“Ed è subito sera” di Salvatore Quasimodo: la vita racchiusa in tre versi

Ritratto realistico di Salvatore Quasimodo nel suo studio, con il sole al tramonto sullo sfondo.

Salvatore Quasimodo, tra i maggiori poeti italiani del Novecento e autore di Ed è subito sera. Immagine realizzata con intelligenza artificiale a scopo illustrativo.

In soli tre versi, Salvatore Quasimodo riesce a racchiudere l’intera parabola dell’esistenza umana: la solitudine, l’improvvisa felicità concessa dalla luce e l’inevitabile arrivo della sera.

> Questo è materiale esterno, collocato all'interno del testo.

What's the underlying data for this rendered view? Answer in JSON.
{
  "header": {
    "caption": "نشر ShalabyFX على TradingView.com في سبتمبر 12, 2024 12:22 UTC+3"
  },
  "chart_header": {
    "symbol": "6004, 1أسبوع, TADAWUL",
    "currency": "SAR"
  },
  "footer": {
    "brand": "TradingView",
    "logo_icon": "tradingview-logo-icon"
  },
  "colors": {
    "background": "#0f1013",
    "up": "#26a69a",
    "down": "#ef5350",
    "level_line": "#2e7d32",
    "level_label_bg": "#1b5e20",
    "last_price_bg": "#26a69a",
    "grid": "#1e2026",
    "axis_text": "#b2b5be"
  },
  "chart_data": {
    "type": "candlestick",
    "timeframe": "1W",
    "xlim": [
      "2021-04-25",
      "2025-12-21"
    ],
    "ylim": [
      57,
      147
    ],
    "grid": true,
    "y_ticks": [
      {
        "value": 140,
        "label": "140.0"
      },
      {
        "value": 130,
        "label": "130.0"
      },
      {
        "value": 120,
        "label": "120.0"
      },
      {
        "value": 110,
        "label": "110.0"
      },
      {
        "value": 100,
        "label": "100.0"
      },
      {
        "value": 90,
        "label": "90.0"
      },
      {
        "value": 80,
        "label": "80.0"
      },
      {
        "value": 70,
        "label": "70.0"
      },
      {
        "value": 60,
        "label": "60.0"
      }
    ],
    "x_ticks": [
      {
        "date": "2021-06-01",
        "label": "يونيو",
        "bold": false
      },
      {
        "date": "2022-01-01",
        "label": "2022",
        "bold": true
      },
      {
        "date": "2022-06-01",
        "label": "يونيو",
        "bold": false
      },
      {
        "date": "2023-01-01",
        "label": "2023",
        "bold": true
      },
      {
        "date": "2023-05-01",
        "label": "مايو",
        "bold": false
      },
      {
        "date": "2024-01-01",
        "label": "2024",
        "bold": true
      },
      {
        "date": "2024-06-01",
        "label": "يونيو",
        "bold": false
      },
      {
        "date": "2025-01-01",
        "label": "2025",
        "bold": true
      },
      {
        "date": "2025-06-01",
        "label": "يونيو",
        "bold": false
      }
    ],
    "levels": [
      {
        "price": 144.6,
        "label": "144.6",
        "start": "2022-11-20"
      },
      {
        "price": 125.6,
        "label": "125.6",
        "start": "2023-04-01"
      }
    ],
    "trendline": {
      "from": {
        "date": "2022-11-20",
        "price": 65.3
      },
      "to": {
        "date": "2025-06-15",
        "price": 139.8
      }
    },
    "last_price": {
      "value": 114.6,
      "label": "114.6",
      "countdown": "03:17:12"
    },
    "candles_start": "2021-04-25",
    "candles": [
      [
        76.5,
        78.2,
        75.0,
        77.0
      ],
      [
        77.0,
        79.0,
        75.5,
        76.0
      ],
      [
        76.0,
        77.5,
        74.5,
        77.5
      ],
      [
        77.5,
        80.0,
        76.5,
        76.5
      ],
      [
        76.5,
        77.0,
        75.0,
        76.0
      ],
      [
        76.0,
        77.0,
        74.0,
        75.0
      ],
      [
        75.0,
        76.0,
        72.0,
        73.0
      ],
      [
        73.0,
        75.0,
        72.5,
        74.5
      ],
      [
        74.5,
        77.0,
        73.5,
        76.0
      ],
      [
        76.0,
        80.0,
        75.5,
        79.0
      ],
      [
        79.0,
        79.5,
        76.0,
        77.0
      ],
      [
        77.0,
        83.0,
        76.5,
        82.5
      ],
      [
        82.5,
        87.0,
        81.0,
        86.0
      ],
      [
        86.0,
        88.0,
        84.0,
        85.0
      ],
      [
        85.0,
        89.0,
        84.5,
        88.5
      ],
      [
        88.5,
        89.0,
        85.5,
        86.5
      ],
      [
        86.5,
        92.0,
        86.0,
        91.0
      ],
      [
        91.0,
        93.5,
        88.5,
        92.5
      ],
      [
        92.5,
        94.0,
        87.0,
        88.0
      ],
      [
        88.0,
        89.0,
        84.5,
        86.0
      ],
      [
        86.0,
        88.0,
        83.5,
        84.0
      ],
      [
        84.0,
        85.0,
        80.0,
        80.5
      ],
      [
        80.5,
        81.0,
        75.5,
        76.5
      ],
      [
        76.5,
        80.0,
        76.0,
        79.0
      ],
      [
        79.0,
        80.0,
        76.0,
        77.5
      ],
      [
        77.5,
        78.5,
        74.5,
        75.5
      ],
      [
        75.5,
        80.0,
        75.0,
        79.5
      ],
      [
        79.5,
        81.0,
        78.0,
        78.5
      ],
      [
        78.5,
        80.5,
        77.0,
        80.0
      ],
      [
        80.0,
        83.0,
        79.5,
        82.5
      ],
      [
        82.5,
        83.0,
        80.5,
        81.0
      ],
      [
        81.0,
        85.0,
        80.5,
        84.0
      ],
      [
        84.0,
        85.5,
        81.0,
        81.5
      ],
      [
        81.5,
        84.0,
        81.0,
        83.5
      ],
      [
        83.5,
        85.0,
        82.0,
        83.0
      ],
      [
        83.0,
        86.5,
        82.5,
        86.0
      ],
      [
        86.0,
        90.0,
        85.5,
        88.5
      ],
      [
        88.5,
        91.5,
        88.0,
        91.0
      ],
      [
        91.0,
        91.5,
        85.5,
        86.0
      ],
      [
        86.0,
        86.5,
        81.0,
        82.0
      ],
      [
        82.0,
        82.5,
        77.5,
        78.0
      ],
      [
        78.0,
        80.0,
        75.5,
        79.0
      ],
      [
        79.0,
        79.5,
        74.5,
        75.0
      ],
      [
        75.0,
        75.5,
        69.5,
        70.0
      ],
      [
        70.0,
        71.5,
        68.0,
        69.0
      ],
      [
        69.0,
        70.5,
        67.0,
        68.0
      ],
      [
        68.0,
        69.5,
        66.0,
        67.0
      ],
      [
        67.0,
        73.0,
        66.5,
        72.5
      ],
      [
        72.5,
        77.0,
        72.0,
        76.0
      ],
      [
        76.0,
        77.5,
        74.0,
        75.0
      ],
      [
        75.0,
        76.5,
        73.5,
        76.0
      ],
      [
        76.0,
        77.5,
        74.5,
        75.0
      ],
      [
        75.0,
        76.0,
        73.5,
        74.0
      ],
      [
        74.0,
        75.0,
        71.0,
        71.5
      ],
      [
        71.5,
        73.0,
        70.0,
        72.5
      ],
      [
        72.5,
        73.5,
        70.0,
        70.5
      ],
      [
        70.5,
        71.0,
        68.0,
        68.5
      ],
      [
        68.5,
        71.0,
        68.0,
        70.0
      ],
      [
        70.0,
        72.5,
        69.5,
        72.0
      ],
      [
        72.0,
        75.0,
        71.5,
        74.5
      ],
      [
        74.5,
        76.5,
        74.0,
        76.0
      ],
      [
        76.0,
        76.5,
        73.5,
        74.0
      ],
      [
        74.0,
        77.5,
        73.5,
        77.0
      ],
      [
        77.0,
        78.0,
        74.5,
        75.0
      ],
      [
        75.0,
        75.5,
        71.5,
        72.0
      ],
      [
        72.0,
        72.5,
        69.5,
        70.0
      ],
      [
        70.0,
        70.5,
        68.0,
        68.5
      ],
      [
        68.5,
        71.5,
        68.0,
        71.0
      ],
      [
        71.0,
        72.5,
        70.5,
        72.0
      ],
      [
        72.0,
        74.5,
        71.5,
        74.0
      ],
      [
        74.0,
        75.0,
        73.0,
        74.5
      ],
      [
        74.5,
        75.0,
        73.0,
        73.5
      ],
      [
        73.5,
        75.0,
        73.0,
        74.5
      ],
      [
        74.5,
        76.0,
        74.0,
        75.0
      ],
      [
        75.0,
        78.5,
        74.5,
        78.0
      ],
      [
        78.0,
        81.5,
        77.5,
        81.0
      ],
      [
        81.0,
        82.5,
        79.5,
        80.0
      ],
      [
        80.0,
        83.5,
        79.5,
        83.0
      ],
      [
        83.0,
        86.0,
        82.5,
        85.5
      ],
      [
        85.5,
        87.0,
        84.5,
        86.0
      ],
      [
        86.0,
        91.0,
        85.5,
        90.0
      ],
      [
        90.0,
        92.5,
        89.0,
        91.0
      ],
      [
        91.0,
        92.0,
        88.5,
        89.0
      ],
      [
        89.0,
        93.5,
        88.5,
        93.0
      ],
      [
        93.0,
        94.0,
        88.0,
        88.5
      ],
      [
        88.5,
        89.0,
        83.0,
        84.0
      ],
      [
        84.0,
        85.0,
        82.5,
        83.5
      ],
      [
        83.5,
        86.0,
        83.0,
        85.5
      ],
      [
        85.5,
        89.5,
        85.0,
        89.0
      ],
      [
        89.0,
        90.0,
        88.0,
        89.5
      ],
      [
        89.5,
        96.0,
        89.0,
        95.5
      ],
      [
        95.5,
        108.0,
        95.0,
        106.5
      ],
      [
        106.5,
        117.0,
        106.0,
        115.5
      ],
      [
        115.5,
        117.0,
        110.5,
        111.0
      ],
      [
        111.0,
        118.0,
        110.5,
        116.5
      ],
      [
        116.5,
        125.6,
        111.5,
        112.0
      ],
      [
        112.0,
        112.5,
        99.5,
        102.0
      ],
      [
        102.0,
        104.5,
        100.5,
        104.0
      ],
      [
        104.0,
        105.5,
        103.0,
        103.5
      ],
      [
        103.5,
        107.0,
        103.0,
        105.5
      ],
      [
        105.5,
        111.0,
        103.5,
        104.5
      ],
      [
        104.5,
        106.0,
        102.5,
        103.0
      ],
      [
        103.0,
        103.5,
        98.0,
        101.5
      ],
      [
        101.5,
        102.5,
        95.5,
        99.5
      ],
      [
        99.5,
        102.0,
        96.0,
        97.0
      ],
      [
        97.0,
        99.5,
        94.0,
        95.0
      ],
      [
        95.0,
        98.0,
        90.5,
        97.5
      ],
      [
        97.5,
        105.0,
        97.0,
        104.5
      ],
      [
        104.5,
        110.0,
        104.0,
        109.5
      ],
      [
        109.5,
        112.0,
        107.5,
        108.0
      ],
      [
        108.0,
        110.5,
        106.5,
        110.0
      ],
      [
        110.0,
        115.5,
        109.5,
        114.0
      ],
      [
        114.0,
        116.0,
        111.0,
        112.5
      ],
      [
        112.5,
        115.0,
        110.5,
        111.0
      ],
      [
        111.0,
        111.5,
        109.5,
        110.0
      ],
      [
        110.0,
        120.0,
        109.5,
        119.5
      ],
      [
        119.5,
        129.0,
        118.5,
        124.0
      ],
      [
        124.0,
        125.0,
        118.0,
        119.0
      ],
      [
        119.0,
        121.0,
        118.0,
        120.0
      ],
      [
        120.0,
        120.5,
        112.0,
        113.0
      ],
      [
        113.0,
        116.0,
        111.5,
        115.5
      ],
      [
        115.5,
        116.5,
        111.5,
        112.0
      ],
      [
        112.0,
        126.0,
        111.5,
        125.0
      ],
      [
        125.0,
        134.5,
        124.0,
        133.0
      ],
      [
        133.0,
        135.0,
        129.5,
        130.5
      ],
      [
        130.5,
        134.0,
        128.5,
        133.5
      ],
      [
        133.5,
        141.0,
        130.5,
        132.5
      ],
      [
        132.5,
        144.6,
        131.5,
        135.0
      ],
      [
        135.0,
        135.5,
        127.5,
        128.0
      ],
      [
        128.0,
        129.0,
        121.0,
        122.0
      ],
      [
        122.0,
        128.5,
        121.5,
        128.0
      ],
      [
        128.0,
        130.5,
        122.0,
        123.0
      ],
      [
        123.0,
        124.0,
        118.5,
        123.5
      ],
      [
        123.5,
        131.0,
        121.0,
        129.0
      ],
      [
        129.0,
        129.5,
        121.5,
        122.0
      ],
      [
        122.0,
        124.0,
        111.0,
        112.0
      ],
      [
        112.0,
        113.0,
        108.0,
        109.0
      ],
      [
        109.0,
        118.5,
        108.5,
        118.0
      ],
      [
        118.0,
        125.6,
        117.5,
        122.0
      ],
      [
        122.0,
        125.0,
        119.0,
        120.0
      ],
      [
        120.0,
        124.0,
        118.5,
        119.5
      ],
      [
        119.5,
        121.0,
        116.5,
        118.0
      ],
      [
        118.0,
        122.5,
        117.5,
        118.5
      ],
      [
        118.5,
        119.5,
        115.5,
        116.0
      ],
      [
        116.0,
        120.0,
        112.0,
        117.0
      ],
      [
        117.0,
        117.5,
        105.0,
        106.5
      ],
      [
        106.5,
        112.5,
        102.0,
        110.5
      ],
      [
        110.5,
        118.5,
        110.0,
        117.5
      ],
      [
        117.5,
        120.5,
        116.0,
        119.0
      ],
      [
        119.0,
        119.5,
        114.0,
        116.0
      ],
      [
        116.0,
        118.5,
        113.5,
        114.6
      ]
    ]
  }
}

Ed è subito sera è una delle poesie più brevi e conosciute del Novecento italiano, ma anche una delle più profonde.

Pier Carlo Lava

Ed è subito sera

Ognuno sta solo sul cuor della terra
trafitto da un raggio di sole:
ed è subito sera.

Salvatore Quasimodo

Recensione e interpretazione

“Ognuno” è una parola universale: riguarda ogni essere umano, senza distinzione di età, condizione o provenienza. L’uomo, secondo Quasimodo, vive “solo” nel cuore della terra, immerso nel mondo e circondato dagli altri, ma intimamente separato da tutti. È una solitudine esistenziale, profonda e impossibile da eliminare completamente.

L’espressione “sul cuor della terra” suggerisce una posizione centrale e, nello stesso tempo, fragile. L’uomo si trova nel cuore della vita, ma non per questo riesce a comprenderla o a dominarla. È parte dell’universo e tuttavia rimane solo di fronte al proprio destino.

Nel secondo verso compare il “raggio di sole”, simbolo della felicità, dell’amore, della speranza e dei rari momenti di pienezza. Ma il verbo scelto dal poeta è sorprendente: quel raggio non illumina semplicemente l’uomo, bensì lo “trafigge”. La luce diventa una ferita, perché ogni istante felice porta già con sé la consapevolezza della propria precarietà.

Il verso conclusivo, “ed è subito sera”, arriva rapido e definitivo. La sera rappresenta la vecchiaia, la fine delle illusioni e, soprattutto, la morte. Quasimodo non descrive un lento tramonto: usa la parola “subito”, sottolineando quanto velocemente trascorra la vita. Tra il raggio di sole e la sera sembra non esserci quasi distanza.

Pubblicata nella raccolta Acque e terre del 1930, la poesia è diventata una delle espressioni più rappresentative dell’Ermetismo. Il linguaggio è essenziale, ogni parola assume un valore simbolico e il significato non viene spiegato, ma affidato alle immagini e alle emozioni del lettore.

Ed è subito sera conserva ancora oggi una forza straordinaria perché ci ricorda che la vita è breve, la felicità è luminosa ma fragile e ogni essere umano deve confrontarsi con il tempo e con la propria solitudine. Non è però soltanto una poesia sulla morte: quel raggio di sole, per quanto fugace, testimonia che anche nell’esistenza più breve può esserci un istante capace di illuminarla interamente.